Recall our original question was with regard to the true batting average for a player with only 4 at bats and no hits. We can add this as an additional variable in the model


In [4]:
with baseball_model:
    
    theta_new = pm.Beta('theta_new', alpha=phi*kappa, beta=(1.0-phi)*kappa)
    y_new = pm.Binomial('y_new', n=4, p=theta_new, observed=0)

We can now fit the model using MCMC:


In [5]:
with baseball_model:
    trace = pm.sample(2000, tune=1000, nchains=2,
                      nuts_kwargs={'target_accept': 0.95})


Auto-assigning NUTS sampler...
Initializing NUTS using ADVI...
Average Loss = 89.154:   3%|▎         | 6891/200000 [00:02<01:02, 3067.32it/s] 
Convergence archived at 7100
Interrupted at 7,100 [3%]: Average Loss = 229.36
100%|██████████| 3000/3000 [00:39<00:00, 76.21it/s]
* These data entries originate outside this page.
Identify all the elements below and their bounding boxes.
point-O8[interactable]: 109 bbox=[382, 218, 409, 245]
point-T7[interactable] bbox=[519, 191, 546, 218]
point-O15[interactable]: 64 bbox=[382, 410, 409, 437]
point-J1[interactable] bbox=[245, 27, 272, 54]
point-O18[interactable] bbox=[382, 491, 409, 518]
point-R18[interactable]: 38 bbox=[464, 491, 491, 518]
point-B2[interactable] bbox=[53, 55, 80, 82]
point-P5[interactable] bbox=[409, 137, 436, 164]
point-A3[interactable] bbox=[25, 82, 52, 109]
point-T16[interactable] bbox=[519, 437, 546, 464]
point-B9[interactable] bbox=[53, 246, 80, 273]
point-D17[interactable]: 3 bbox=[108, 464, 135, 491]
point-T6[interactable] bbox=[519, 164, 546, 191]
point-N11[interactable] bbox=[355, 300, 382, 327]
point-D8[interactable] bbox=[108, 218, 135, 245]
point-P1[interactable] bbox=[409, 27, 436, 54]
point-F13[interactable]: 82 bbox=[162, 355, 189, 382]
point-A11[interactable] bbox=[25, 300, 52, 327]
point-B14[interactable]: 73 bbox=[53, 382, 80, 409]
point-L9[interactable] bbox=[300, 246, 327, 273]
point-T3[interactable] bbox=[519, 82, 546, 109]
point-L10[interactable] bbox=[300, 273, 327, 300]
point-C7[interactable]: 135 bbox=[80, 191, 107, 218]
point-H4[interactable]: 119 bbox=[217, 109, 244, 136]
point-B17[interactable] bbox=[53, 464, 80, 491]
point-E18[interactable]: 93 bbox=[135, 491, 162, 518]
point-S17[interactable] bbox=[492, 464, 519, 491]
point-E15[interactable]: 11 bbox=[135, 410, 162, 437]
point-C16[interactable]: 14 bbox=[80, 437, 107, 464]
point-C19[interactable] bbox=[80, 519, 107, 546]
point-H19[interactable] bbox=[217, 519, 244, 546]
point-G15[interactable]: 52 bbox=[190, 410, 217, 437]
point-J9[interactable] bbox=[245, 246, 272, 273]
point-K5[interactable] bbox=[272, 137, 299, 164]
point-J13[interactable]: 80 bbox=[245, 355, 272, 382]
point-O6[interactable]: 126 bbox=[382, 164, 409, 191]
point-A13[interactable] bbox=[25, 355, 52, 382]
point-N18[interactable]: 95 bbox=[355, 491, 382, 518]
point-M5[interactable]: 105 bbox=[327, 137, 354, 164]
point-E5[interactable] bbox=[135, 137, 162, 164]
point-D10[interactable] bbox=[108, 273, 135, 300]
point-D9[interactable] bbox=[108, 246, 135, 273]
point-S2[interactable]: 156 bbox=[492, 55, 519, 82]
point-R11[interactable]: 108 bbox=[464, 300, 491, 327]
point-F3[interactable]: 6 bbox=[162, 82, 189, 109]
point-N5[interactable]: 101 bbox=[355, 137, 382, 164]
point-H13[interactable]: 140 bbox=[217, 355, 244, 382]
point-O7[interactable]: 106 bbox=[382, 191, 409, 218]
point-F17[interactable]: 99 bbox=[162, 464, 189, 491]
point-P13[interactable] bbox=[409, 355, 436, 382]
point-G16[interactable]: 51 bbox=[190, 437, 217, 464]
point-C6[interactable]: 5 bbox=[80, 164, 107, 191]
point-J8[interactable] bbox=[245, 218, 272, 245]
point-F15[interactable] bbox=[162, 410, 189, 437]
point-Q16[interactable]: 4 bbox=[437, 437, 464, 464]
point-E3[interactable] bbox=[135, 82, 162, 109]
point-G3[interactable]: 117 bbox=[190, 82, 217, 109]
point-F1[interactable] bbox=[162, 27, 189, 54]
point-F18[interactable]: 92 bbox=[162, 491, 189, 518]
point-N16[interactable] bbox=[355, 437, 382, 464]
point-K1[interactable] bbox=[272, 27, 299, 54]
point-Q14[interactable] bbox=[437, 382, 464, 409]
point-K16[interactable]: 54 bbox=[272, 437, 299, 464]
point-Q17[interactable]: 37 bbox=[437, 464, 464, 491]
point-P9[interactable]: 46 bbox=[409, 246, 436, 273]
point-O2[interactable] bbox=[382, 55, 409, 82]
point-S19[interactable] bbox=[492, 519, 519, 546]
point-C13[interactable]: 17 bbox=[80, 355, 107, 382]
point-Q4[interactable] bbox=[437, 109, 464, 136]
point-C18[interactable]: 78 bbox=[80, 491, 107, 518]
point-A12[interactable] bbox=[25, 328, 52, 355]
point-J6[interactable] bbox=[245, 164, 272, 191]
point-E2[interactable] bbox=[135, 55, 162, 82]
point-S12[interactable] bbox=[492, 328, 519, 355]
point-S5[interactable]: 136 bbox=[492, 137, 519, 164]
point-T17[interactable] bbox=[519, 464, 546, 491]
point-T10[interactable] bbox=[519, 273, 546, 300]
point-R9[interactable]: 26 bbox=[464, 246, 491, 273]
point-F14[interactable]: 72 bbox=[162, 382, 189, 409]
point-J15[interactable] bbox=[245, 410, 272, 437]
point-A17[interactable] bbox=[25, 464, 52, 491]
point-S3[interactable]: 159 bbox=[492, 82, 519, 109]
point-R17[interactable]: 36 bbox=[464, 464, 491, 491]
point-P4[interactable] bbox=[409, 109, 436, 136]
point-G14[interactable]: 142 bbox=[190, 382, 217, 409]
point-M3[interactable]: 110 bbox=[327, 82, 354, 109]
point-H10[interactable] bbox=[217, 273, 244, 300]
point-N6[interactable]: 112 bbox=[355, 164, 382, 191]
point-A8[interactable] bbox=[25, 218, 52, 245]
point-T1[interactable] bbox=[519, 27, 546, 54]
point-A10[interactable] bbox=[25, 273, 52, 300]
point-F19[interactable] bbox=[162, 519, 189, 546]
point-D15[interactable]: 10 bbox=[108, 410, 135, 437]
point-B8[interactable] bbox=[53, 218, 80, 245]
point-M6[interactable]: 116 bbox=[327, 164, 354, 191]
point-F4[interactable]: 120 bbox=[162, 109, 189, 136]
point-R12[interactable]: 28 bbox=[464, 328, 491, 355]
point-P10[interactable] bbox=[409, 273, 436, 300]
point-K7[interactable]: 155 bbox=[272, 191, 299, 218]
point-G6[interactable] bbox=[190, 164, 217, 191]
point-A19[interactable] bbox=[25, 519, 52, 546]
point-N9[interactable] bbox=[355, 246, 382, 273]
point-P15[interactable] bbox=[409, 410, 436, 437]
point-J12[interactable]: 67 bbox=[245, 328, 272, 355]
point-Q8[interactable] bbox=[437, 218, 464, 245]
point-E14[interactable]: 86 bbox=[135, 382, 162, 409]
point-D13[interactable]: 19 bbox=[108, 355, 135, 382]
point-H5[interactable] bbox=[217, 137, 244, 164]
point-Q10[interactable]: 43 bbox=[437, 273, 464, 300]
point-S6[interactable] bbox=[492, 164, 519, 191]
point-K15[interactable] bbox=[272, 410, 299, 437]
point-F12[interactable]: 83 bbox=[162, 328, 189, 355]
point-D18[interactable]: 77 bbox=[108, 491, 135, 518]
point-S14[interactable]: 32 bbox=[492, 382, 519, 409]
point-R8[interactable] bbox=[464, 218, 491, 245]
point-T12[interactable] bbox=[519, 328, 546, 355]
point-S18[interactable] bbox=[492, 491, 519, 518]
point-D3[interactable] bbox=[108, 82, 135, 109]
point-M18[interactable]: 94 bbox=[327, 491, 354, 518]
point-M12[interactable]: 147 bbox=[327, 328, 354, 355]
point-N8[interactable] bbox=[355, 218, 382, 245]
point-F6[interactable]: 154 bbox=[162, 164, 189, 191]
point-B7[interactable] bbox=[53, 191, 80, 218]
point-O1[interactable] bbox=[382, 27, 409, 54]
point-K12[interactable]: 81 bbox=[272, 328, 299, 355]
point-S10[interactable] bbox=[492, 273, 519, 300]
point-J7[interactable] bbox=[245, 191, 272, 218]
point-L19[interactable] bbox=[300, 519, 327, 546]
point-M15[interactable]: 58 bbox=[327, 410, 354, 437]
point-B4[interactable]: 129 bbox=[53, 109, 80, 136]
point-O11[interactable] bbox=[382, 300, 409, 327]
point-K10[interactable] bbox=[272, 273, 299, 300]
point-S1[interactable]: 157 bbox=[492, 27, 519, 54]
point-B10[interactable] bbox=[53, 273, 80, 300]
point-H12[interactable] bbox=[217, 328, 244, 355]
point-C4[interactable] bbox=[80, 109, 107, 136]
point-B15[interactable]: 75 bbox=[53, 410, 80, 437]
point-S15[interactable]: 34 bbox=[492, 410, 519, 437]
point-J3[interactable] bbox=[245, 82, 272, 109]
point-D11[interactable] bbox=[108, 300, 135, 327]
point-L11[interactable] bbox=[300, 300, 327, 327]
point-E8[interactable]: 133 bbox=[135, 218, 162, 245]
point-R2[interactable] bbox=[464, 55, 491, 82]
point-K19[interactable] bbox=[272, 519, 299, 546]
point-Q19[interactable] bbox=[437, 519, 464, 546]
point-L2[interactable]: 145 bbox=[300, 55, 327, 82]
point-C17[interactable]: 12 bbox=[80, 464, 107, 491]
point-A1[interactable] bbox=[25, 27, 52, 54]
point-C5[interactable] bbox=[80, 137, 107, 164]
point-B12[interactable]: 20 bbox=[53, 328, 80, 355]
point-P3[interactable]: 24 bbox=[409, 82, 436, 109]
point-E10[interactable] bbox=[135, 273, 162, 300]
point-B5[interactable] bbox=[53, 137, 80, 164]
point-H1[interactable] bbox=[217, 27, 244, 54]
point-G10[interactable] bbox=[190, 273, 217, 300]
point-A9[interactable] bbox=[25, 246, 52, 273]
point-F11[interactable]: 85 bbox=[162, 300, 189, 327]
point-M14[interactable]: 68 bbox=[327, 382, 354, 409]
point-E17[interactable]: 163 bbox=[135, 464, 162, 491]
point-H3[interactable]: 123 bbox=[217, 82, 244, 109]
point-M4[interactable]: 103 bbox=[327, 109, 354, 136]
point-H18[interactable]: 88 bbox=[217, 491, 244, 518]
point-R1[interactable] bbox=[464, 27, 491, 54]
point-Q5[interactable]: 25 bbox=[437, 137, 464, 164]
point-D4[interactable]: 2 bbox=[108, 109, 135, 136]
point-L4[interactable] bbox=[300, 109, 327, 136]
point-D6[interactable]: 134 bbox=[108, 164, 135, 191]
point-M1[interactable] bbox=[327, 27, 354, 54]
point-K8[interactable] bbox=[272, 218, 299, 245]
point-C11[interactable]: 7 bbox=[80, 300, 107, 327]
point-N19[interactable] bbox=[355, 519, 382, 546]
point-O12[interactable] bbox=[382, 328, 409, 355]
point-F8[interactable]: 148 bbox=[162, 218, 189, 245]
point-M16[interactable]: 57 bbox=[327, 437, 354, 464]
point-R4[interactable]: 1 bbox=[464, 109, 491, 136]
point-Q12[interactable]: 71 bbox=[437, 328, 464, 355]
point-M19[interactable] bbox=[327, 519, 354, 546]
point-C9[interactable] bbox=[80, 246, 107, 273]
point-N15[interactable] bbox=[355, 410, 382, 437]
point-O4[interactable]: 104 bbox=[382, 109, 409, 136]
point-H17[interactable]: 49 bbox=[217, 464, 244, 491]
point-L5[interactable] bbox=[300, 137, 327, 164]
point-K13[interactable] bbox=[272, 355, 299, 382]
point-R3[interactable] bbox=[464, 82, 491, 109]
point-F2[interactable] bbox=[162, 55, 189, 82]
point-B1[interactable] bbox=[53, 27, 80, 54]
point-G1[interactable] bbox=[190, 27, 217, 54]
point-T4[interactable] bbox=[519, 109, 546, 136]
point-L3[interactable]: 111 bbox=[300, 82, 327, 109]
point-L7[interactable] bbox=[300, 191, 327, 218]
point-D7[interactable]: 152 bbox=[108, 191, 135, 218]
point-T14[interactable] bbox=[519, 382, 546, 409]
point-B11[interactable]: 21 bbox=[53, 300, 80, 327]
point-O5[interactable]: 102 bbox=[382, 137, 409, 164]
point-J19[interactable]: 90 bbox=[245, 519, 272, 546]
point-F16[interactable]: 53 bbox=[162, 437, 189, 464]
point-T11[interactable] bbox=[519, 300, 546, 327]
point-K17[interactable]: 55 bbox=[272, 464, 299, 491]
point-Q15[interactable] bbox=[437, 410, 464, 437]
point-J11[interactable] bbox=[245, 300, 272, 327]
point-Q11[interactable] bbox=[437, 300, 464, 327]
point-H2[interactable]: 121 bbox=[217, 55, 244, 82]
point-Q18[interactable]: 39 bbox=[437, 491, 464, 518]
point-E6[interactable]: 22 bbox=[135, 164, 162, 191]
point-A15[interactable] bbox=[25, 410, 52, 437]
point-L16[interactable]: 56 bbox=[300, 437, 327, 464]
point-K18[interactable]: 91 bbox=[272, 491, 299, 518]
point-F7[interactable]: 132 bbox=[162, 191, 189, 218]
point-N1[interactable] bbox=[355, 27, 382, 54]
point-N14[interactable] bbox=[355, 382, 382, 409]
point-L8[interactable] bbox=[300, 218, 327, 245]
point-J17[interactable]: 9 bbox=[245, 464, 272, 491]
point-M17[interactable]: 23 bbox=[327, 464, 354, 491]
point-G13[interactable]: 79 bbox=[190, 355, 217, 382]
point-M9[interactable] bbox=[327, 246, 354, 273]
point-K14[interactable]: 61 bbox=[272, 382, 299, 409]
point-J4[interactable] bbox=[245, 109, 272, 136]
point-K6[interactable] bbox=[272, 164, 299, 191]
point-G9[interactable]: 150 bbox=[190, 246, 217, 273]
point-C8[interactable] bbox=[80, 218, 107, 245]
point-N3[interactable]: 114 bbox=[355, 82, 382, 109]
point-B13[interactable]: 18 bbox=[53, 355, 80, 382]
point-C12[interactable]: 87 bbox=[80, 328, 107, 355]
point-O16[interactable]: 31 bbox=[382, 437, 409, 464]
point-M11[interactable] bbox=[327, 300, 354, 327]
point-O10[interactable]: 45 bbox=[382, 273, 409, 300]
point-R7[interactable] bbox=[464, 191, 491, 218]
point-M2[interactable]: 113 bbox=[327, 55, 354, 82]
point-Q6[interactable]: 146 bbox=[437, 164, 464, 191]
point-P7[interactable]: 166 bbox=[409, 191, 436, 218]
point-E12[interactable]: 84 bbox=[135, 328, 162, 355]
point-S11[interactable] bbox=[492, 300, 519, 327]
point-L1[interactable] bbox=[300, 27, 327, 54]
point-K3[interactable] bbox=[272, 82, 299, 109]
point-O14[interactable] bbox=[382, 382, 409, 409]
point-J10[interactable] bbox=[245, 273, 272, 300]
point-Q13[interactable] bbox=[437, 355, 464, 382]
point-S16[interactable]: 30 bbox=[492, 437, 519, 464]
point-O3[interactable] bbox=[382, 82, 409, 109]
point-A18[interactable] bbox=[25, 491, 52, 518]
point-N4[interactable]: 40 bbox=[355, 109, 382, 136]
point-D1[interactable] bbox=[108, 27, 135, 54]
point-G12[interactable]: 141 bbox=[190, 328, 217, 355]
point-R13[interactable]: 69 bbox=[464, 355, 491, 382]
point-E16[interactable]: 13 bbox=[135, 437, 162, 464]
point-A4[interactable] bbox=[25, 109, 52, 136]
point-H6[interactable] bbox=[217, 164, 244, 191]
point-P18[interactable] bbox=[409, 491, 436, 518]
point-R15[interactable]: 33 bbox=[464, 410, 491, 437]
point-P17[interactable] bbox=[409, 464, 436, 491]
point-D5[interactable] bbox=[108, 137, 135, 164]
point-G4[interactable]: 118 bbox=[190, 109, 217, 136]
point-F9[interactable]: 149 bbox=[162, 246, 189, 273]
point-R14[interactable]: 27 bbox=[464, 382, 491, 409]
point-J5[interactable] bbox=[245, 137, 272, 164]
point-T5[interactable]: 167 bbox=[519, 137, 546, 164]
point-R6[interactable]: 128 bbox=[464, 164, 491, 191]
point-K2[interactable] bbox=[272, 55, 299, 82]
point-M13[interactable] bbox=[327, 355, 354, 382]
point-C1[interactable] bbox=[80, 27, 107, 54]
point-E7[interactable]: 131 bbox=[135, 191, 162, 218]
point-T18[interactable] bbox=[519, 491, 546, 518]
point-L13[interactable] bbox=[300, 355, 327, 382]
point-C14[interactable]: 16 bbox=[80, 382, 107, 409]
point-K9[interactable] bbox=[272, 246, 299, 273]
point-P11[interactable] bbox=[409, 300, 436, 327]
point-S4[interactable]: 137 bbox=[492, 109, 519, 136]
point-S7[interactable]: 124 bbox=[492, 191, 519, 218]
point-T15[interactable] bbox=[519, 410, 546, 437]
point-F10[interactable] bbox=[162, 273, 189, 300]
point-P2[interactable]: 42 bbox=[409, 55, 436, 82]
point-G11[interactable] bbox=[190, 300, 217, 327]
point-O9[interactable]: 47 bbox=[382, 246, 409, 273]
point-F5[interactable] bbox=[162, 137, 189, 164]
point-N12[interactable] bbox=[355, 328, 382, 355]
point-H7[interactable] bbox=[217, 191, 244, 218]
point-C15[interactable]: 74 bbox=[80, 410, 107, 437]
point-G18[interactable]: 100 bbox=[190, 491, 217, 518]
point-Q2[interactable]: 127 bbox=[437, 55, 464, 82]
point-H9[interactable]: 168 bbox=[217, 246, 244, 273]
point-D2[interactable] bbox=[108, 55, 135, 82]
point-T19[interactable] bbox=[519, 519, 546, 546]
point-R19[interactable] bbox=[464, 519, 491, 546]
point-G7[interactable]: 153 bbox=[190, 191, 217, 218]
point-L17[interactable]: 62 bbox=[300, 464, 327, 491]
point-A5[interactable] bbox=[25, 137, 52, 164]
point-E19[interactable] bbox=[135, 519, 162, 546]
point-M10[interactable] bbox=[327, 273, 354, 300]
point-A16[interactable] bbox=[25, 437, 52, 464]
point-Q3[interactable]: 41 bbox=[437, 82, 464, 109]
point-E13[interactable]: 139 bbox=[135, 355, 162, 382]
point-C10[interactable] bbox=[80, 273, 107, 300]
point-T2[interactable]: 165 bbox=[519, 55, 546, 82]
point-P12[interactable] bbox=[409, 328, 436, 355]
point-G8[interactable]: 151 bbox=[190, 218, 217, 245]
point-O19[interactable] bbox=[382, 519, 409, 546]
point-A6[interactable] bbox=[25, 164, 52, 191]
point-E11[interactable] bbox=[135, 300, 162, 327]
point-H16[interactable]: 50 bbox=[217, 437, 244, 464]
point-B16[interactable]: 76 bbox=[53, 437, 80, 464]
Now we can plot the posteriors distribution of the parameters. First, the population hyperparameters:


In [6]:
pm.traceplot(trace, varnames=['phi', 'kappa']);


Hence, the population mean batting average is in the 0.22-0.31 range, with an expected value of around 0.26.

Next, the estimates for all 18 players in the dataset:


In [7]:
player_names = data.apply(lambda x: x.FirstName + ' ' + x.LastName, axis=1)
pm.forestplot(trace, varnames=['thetas'], ylabels=player_names)


Out[7]:
<matplotlib.gridspec.GridSpec at 0x7fef282a09b0>

Finally, let's get the estimate for our 0-for-4 player:


In [8]:
pm.traceplot(trace, varnames=['theta_new']);


Notice that, despite the fact our additional player did not get any hits, the estimate of his average is not zero -- zero is not even a highly-probably value. This is because we are assuming that the player is drawn from a population of players with a distribution specified by our estimated hyperparemeters. However, the estimated mean for this player is toward the low end of the means for the players in our dataset, indicating that the 4 at-bats contributed some information toward the estimate.